The Academic Staff Union of Universities (ASUU) is insisting that the directive of President Muhammadu Buhari that only federal workers on the Integrated Personnel Payroll Information System (IPPIS) would be paid salaries.
Professor Biodun Ogunyemi, President of ASUU, in an interview with the News Agency of Nigeria (NAN), in Abuja, said the lecturers are not civil servants.
“The directive was meant for civil servants; university academics are not civil servants,” Ogunyemi said.
“We have an understanding with the government to develop an alternative platform which would be sensitive to the operations of the university and accommodate its peculiarities.
“The platform we are developing will also respect the autonomy of our universities as obtained globally.
“The idea of seeking clearance from the Head of Service or the Office of the Accountant-General of the Federation is alien to university operations because it will halt its flexibility.

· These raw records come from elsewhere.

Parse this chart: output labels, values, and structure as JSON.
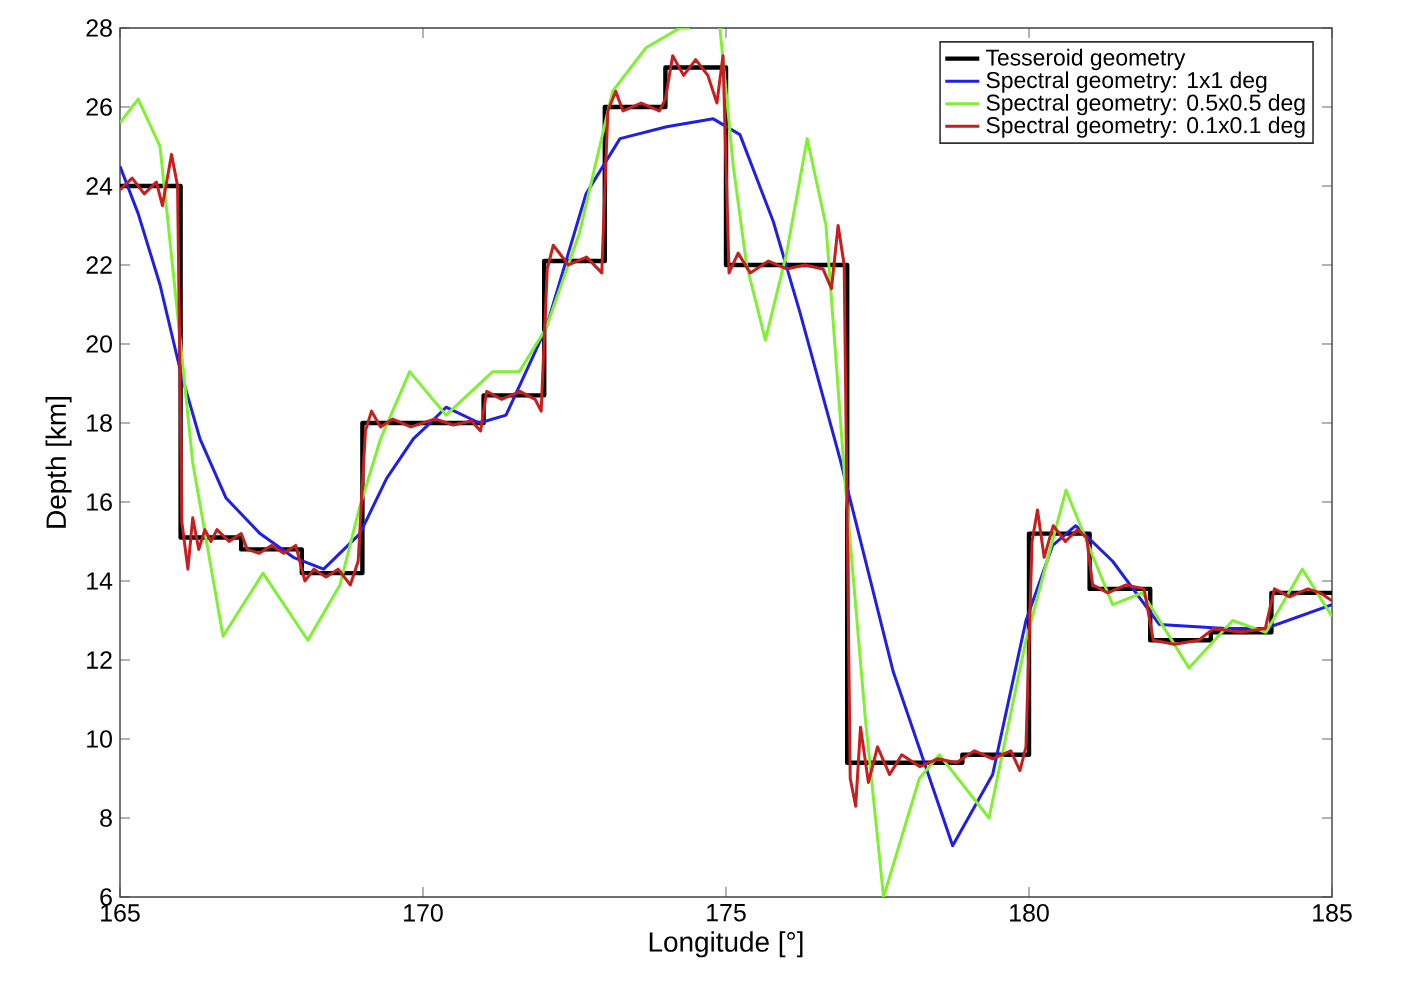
{
  "chart_data": {
    "type": "line",
    "xlabel": "Longitude [°]",
    "ylabel": "Depth [km]",
    "xlim": [
      165,
      185
    ],
    "ylim": [
      6,
      28
    ],
    "xticks": [
      165,
      170,
      175,
      180,
      185
    ],
    "yticks": [
      6,
      8,
      10,
      12,
      14,
      16,
      18,
      20,
      22,
      24,
      26,
      28
    ],
    "legend": "top right",
    "grid": false,
    "series": [
      {
        "name": "Tesseroid geometry",
        "color": "#000000",
        "x": [
          165,
          166,
          166,
          167,
          167,
          168,
          168,
          169,
          169,
          171,
          171,
          172,
          172,
          173,
          173,
          174,
          174,
          175,
          175,
          177,
          177,
          178.9,
          178.9,
          180,
          180,
          181,
          181,
          182,
          182,
          183,
          183,
          184,
          184,
          185
        ],
        "values": [
          24.0,
          24.0,
          15.1,
          15.1,
          14.8,
          14.8,
          14.2,
          14.2,
          18.0,
          18.0,
          18.7,
          18.7,
          22.1,
          22.1,
          26.0,
          26.0,
          27.0,
          27.0,
          22.0,
          22.0,
          9.4,
          9.4,
          9.6,
          9.6,
          15.2,
          15.2,
          13.8,
          13.8,
          12.5,
          12.5,
          12.7,
          12.7,
          13.7,
          13.7
        ]
      },
      {
        "name": "Spectral geometry: 1x1 deg",
        "color": "#1f1fe6",
        "x": [
          165,
          165.3,
          165.66,
          166.0,
          166.32,
          166.75,
          167.31,
          167.86,
          168.36,
          168.96,
          169.4,
          169.84,
          170.05,
          170.38,
          170.93,
          171.37,
          172.03,
          172.69,
          173.25,
          174.02,
          174.79,
          175.23,
          175.78,
          176.22,
          176.88,
          177.76,
          178.74,
          179.4,
          179.95,
          180.39,
          180.77,
          181.38,
          182.15,
          183.25,
          183.91,
          185
        ],
        "values": [
          24.5,
          23.3,
          21.5,
          19.3,
          17.6,
          16.1,
          15.2,
          14.6,
          14.3,
          15.2,
          16.6,
          17.6,
          17.9,
          18.4,
          18.0,
          18.2,
          20.4,
          23.8,
          25.2,
          25.5,
          25.7,
          25.3,
          23.1,
          20.8,
          17.1,
          11.7,
          7.3,
          9.1,
          13.0,
          14.9,
          15.4,
          14.5,
          12.9,
          12.8,
          12.8,
          13.4
        ]
      },
      {
        "name": "Spectral geometry: 0.5x0.5 deg",
        "color": "#80f033",
        "x": [
          165,
          165.3,
          165.66,
          165.9,
          166.2,
          166.7,
          167.36,
          168.1,
          168.63,
          168.96,
          169.3,
          169.78,
          170.38,
          171.15,
          171.59,
          172.03,
          172.58,
          173.13,
          173.68,
          174.24,
          174.4,
          174.6,
          174.9,
          175.12,
          175.34,
          175.65,
          176.0,
          176.34,
          176.65,
          176.96,
          177.3,
          177.6,
          178.19,
          178.52,
          179.34,
          179.95,
          180.61,
          181.38,
          181.87,
          182.64,
          183.36,
          183.91,
          184.51,
          185
        ],
        "values": [
          25.6,
          26.2,
          25.0,
          21.5,
          17.0,
          12.6,
          14.2,
          12.5,
          13.9,
          15.9,
          17.6,
          19.3,
          18.2,
          19.3,
          19.3,
          20.4,
          22.8,
          26.4,
          27.5,
          28.0,
          28.0,
          null,
          28.0,
          24.5,
          22.0,
          20.1,
          22.3,
          25.2,
          23.0,
          16.6,
          10.5,
          6.0,
          9.0,
          9.6,
          8.0,
          12.5,
          16.3,
          13.4,
          13.7,
          11.8,
          13.0,
          12.7,
          14.3,
          13.1
        ]
      },
      {
        "name": "Spectral geometry: 0.1x0.1 deg",
        "color": "#c81e1e",
        "x": [
          165,
          165.2,
          165.4,
          165.6,
          165.7,
          165.85,
          165.95,
          166.02,
          166.12,
          166.2,
          166.3,
          166.4,
          166.5,
          166.6,
          166.8,
          167.0,
          167.1,
          167.3,
          167.5,
          167.7,
          167.9,
          168.05,
          168.2,
          168.4,
          168.6,
          168.8,
          168.93,
          169.05,
          169.15,
          169.3,
          169.5,
          169.8,
          170.2,
          170.5,
          170.8,
          170.95,
          171.05,
          171.3,
          171.6,
          171.85,
          171.95,
          172.05,
          172.15,
          172.4,
          172.7,
          172.95,
          173.05,
          173.18,
          173.3,
          173.6,
          173.9,
          174.0,
          174.12,
          174.3,
          174.5,
          174.7,
          174.85,
          174.95,
          175.05,
          175.2,
          175.4,
          175.7,
          176.0,
          176.3,
          176.6,
          176.74,
          176.85,
          176.95,
          177.05,
          177.14,
          177.22,
          177.35,
          177.5,
          177.7,
          177.9,
          178.2,
          178.5,
          178.8,
          179.1,
          179.4,
          179.7,
          179.85,
          179.95,
          180.05,
          180.14,
          180.25,
          180.4,
          180.6,
          180.8,
          180.95,
          181.05,
          181.3,
          181.6,
          181.9,
          182.05,
          182.4,
          182.8,
          183.05,
          183.5,
          183.9,
          184.05,
          184.3,
          184.6,
          184.8,
          185
        ],
        "values": [
          23.9,
          24.2,
          23.8,
          24.1,
          23.5,
          24.8,
          24.0,
          15.5,
          14.3,
          15.6,
          14.8,
          15.3,
          15.0,
          15.3,
          15.0,
          15.2,
          14.8,
          14.7,
          14.9,
          14.7,
          14.9,
          14.0,
          14.3,
          14.1,
          14.3,
          13.9,
          14.5,
          17.8,
          18.3,
          17.9,
          18.1,
          17.9,
          18.1,
          17.95,
          18.05,
          17.8,
          18.8,
          18.6,
          18.8,
          18.6,
          18.3,
          21.9,
          22.5,
          22.0,
          22.2,
          21.8,
          25.9,
          26.4,
          25.9,
          26.1,
          25.9,
          26.2,
          27.3,
          26.8,
          27.2,
          26.8,
          26.1,
          27.3,
          21.8,
          22.3,
          21.8,
          22.1,
          21.9,
          22.0,
          21.9,
          21.4,
          23.0,
          22.0,
          9.0,
          8.3,
          10.3,
          8.9,
          9.8,
          9.1,
          9.6,
          9.3,
          9.5,
          9.4,
          9.7,
          9.5,
          9.7,
          9.2,
          9.8,
          15.0,
          15.8,
          14.6,
          15.4,
          15.0,
          15.3,
          15.1,
          13.9,
          13.7,
          13.9,
          13.8,
          12.5,
          12.4,
          12.5,
          12.8,
          12.7,
          12.8,
          13.8,
          13.6,
          13.8,
          13.7,
          13.5
        ]
      }
    ]
  }
}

“The University Miscellaneous (Provisions) (Amendment)Act (2003), which government gazetted as University Autonomy Act (2007), has vested the powers of personnel and payroll system issues in the hands of each university’s governing council,” he said.
Buhari, while presenting the 2021 Budget at a joint session of the National Assembly on Thursday, said that only federal workers captured by the IPPIS would continue to receive salaries.
He ordered all federal workers to enroll into the IPPIS platform, declaring that the platform was meant to check fraud, including the payment of salaries to non-existent personnel and payment of unauthorised allowances.
Ogunyemi added that ASUU, on January 9, 2019, ”reached an understanding with Mr President to develop its proposed University Transparency and Accountability Solution (UTAS), for testing and adoption for managing personnel information and payroll system in the universities”.
“We have since done that and presented to the Federal Ministry of Education. What is left is to present to other major stakeholders, particularly in the Ministry of Finance, Budget and National Planning.
“The development of UTAS was done at no cost to the government. We used contributions from the check-off deductions of ASUU members to finance the project and this cost us millions of naira,” he said.
University teachers have been on strike since February to register their disapproval of government’s insistence that they must be captured on the IPPIS platform if they were to receive salaries.
They have also cited other issues bordering on welfare and more funding for the universities as some of their reasons for abandoning the classrooms.